Researchers Aim For Car With Auto-Pilot, But Would You Trust It?

It's been a dream of Earth's residents since The Jetsons made us believe it was a possibility: true auto-pilot. It's alive and well in some cases, but not all. Existing commercial airplanes have an auto-pilot button that guides the planes controls based on the route it needs to take, but that's relatively easy. There's no highway to follow, no drunk drivers to watch out for, and no posted speed limits to obey. Doing the same thing in an automobile is definitely more difficult, as you can probably tell given that no auto-pilot car yet exists for the consumer market.

But just because there's no car like that yet doesn't mean that researchers aren't working towards that goal. A team at North Carolina State University are hoping to expand upon the technology that already parallel parks your car automatically and alerts you when you veer out of your lane, eventually hoping to create cars that can stay in a lane altogether without the help of a human driver. The team has designed software that tells an on-board computer to stay aware of what lane the vehicle is in, and it can even read road signs and keep a watch on other vehicles that roll up beside of it. As we mentioned, existing technology is only capable of finding lanes and sending the driver an alert if they veer over; beyond that, it can't really help.



The technology is even different than that used in the DARPA Challenge, which pits autonomous vehicles against one another in a bid to win a race. Those vehicles require massive amounts of sensors and other external hardware--stuff that would be impractical to install in a consumer car. NC State's technology relies on "computer vision programming, which allows a computer to understand what a video camera is looking at - whether it is a stop sign or a pedestrian." The solution also uses algorithms to "sort visual data and make decisions related to finding the lanes of a road, detecting how those lanes change as a car is moving, and controlling the car to stay in the correct lane." The real kicker is the system's ability to do this while avoiding other cars and without becoming befuddled by multiple lanes.
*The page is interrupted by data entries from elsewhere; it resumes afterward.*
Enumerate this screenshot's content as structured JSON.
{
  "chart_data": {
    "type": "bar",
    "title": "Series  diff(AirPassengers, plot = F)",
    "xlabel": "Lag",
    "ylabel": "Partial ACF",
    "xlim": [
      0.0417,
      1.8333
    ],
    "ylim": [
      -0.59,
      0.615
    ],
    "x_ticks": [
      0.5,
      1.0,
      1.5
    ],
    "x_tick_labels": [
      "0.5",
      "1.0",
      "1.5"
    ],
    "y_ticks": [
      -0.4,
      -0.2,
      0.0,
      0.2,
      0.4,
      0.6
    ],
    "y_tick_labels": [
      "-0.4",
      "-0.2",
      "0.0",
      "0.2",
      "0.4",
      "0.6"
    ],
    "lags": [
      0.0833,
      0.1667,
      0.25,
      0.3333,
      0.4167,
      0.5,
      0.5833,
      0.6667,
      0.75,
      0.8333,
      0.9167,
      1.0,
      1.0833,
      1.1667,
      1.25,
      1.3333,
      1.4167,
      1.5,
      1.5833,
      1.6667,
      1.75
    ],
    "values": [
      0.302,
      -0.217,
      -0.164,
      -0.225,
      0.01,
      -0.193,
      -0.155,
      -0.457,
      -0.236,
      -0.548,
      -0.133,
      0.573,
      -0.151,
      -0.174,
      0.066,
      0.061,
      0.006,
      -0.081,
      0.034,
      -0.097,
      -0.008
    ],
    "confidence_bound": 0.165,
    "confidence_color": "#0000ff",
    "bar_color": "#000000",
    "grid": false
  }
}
The end goal? To develop a fully autonomous driverless vehicle. We're talking about a car that can signal, slow down, pull off, etc. Another important aspect here is the car's ability to react if the human suddenly cannot. If a driver has a heart attack, becomes choked, etc., the car could take over and stop in order to avoid a catastrophic event. It's a huge, huge goal, and we're not sure we'll live to see it all fully come together in our lifetime. But who knows--maybe The Jetsons dream will come true in time, and we'll all be able to take a bit easier on the highway with Mr. Navigation at the helm.